Work It! Work It!











{January 23, 2011}   Thoughts And Some Blogs.

I have been trying to find other weight loss blogs. I want some company. I realized very quickly that most of the blog titles are really negative.  I didn’t even bother clicking on those. A part of my new way of thinking is that I don’t want to be around people who are going to beat themselves up for who they are.  I don’t want to get back into that pattern myself.

Also I don’t want to read about people losing weight and thinking their life is going to be better once they are thin. It’s not their life that sucks, it’s how they see themselves and how they talk to themselves. I have been there and I’m moving on.  The only thing I am waiting to do when I am thin is buy clothes in a new size. It’s just not practical to buy them now. Although before I started losing weight I did buy myself clothes that I liked and that were flattering for my size now.   Or people who act like they’re not really fat, they are a thin person in a fat body. No. You’re fat. It’s fine. It just means that the choices you have made in the past led you there and the choices you are making right now will lead you to being healthy, thin, in shape. To me that just seems like they are not truthfully taking responsibility for their actions.  I don’t want to sound like I’m being negative with those blogs, I’m not. I understand where those people are at. I’ve been there most of my life. I just feel like I know better now so I want to read about people who know better too.  The people who tell themselves they are not really fat are telling themselves that because they are judging themselves or they think there’s a character flaw in people who are fat or they think people who are fat are not as good as people who are thin.

Nope.

We just made decisions every day, for one reason or another, that weren’t about being in shape.  Maybe we weren’t thinking about being in shape, it wasn’t a priority, or maybe we couldn’t deal with trying to lose weight because we had a million other things going on. There are as many reasons people are over weight as there are over weight people.

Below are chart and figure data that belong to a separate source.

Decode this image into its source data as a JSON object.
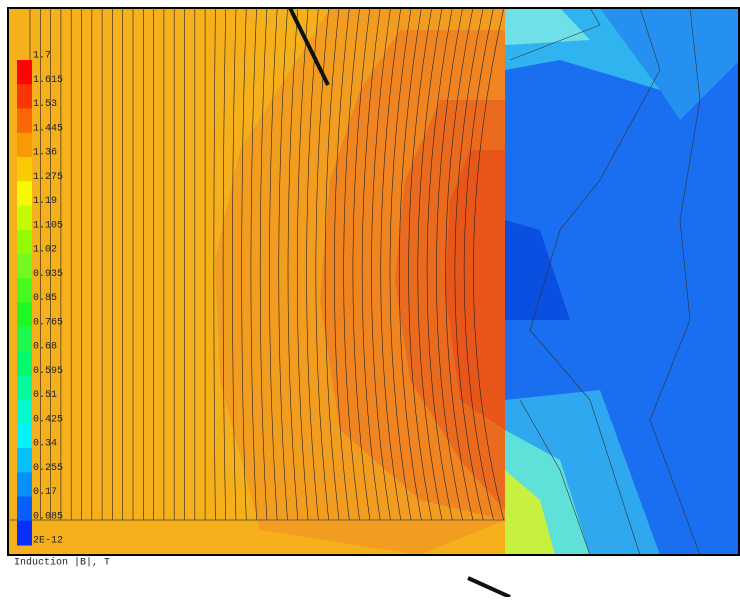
{
  "legend": {
    "labels": [
      "1.7",
      "1.615",
      "1.53",
      "1.445",
      "1.36",
      "1.275",
      "1.19",
      "1.105",
      "1.02",
      "0.935",
      "0.85",
      "0.765",
      "0.68",
      "0.595",
      "0.51",
      "0.425",
      "0.34",
      "0.255",
      "0.17",
      "0.085",
      "2E-12"
    ]
  },
  "footer": "Induction  |B|, T"
}
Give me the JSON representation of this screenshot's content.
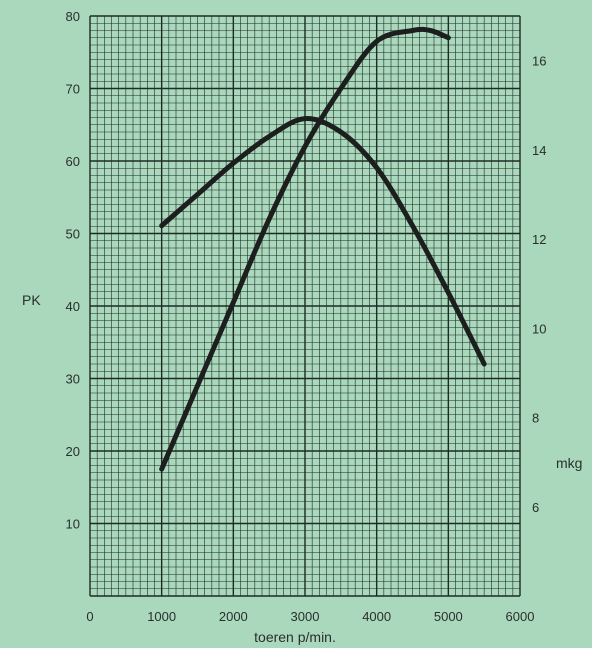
{
  "chart_data": {
    "type": "line",
    "xlabel": "toeren p/min.",
    "ylabel": "PK",
    "y2label": "mkg",
    "xlim": [
      0,
      6000
    ],
    "ylim": [
      0,
      80
    ],
    "y2lim": [
      4,
      17
    ],
    "grid": true,
    "x_ticks": [
      "0",
      "1000",
      "2000",
      "3000",
      "4000",
      "5000",
      "6000"
    ],
    "y_ticks": [
      "10",
      "20",
      "30",
      "40",
      "50",
      "60",
      "70",
      "80"
    ],
    "y2_ticks": [
      "6",
      "8",
      "10",
      "12",
      "14",
      "16"
    ],
    "series": [
      {
        "axis": "left",
        "x": [
          1000,
          1500,
          2000,
          2500,
          3000,
          3500,
          4000,
          4500,
          4750,
          5000
        ],
        "y": [
          17.5,
          29,
          40.5,
          52,
          62,
          70,
          76.5,
          78,
          78,
          77
        ]
      },
      {
        "axis": "right",
        "x": [
          1000,
          1500,
          2000,
          2500,
          3000,
          3500,
          4000,
          4500,
          5000,
          5500
        ],
        "y": [
          12.3,
          13.0,
          13.7,
          14.3,
          14.7,
          14.4,
          13.6,
          12.3,
          10.8,
          9.2
        ]
      }
    ]
  }
}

Not one of those reasons is because of a character flaw.

I guess I am just thinking about one of the days for the 30 Day Challenge where Chalene Johnson discusses who we give our power to, who we spend our time with.  I want to spend my time with people who know that there’s nothing wrong with who I am or even with the fact that I gained weight. I don’t think I’m a bad person or that I even made bad decisions and now I’m over weight. I’m just someone who had a tough time in school and in order to deal with getting a degree and my emotional health I had to let my weight take the back seat.

Now I’m focusing on being in shape. Not because I am a better person or I realized just how bad of a person I was by getting fat. Because I can.  I now have the ability to put all of my focus on changing my habits, including the way I treat myself.  That I have the opportunity and the support to allow myself the gift of being healthy is something to be rejoiced, not be pushed into, kicking and screaming.

Here are 3 4  that I’ve found so far:

http://amerrylife.com/

The first post I read was about the day before her Tri and how nervous she was.  I kind of want to do one now. \

http://timmoyoungfatboythin.blogspot.com/

He does mention being in a fat suit, but he’s also doing a challenge to help change his way of thinking.

http://waistingtimeblog.com/

Just browsed through this one, but it seems good so far.

http://skinnyemmie.com/

Love this one! Just found it off of the first one.